街の人達は会釈すると食材がある方へ歩いて行った。

「何それ?」

「人間の死体ですよ。」

「!」

「この街に来た旅人とかを騙して殺し血を抜く。そうすれば、実験の材料になるのでね。」

「どいつもこいつも実験実験って人間をなんだと思ってるの?」

以前も実験の材料と言われたことのある舞沢が嫌味ったらしく言うとダークサイズは左腕の剣を向けて答えた。
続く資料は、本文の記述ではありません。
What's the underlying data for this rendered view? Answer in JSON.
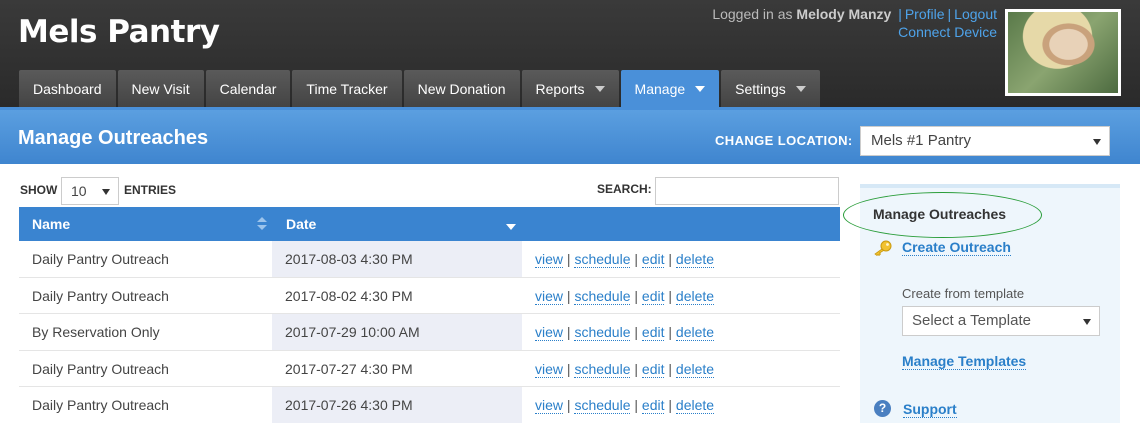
{
  "app": {
    "title": "Mels Pantry"
  },
  "user": {
    "logged_in_prefix": "Logged in as",
    "name": "Melody Manzy",
    "profile_link": "Profile",
    "logout_link": "Logout",
    "connect_link": "Connect Device"
  },
  "nav": {
    "tabs": [
      {
        "label": "Dashboard"
      },
      {
        "label": "New Visit"
      },
      {
        "label": "Calendar"
      },
      {
        "label": "Time Tracker"
      },
      {
        "label": "New Donation"
      },
      {
        "label": "Reports"
      },
      {
        "label": "Manage"
      },
      {
        "label": "Settings"
      }
    ],
    "active": "Manage"
  },
  "page": {
    "title": "Manage Outreaches",
    "location_label": "CHANGE LOCATION:",
    "location_value": "Mels #1 Pantry"
  },
  "table_controls": {
    "show_label": "SHOW",
    "entries_value": "10",
    "entries_label": "ENTRIES",
    "search_label": "SEARCH:"
  },
  "table": {
    "columns": [
      "Name",
      "Date"
    ],
    "rows": [
      {
        "name": "Daily Pantry Outreach",
        "date": "2017-08-03 4:30 PM"
      },
      {
        "name": "Daily Pantry Outreach",
        "date": "2017-08-02 4:30 PM"
      },
      {
        "name": "By Reservation Only",
        "date": "2017-07-29 10:00 AM"
      },
      {
        "name": "Daily Pantry Outreach",
        "date": "2017-07-27 4:30 PM"
      },
      {
        "name": "Daily Pantry Outreach",
        "date": "2017-07-26 4:30 PM"
      }
    ],
    "actions": {
      "view": "view",
      "schedule": "schedule",
      "edit": "edit",
      "delete": "delete",
      "separator": "|"
    }
  },
  "sidebar": {
    "title": "Manage Outreaches",
    "create_link": "Create Outreach",
    "template_label": "Create from template",
    "template_placeholder": "Select a Template",
    "manage_templates_link": "Manage Templates",
    "support_link": "Support"
  },
  "colors": {
    "header_bg": "#2f2f2f",
    "accent": "#4a90d9",
    "link": "#2a7fc9",
    "highlight_oval": "#2a9d3a"
  }
}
「簡単なとこ。人間は支配する対象。家畜みたいなものです。」

ダークサイズの回答に日比野達が強く反発していると郷田が何かに気付いた。さっき運ばれてきた箱の一つが少しずつ動いているのだ。

(まさか、あの中に堀垣がいるのか?)

郷田に続いて橘や姫樹達も気付いた。郷田達が少しずつ動く箱を見ているとダークサイズも動く箱に気付いた。

(まずい!)

「全く人間は思考も愚かですねぇ。そんなもので私を騙せると思いですか!」

ダークサイズは躊躇なく剣を箱に突き刺した。

「哲平!」

郷田が叫ぶが箱は反応しない。ダークサイズは動かなくなった箱を蹴り上げるとそこには崩れた土人形しかいなかった。

「これは・・・ゴーレム!?」

ダークサイズが周りを見渡していると後ろで音がした。後ろを振り向くと地面から堀垣が現れ魔法で作った土塊を飛ばしダークサイズを吹っ飛ばした。

「まさか、地面を潜って侵入するとは。」

「土魔法を使えば簡単にできるんだって。」

堀垣の後ろの穴からは天谷が現れ、なんとか鎖を外そうとした。

「僕はお前を許さない。みんなから生きる力、希望、当たり前を奪ったお前を許さない!」

「許さないからなんです?結局、支配するのは強い者。君達のような支配されるだけの弱者が何を言っても無意味なのですよ。」

「強さだけで全てが決まるわけじゃないよ。けど、僕は支配からみんなを救うためにに全力でお前に立ち向かうよ。」

堀垣は杖を強く握りしめダークサイズに言い放った。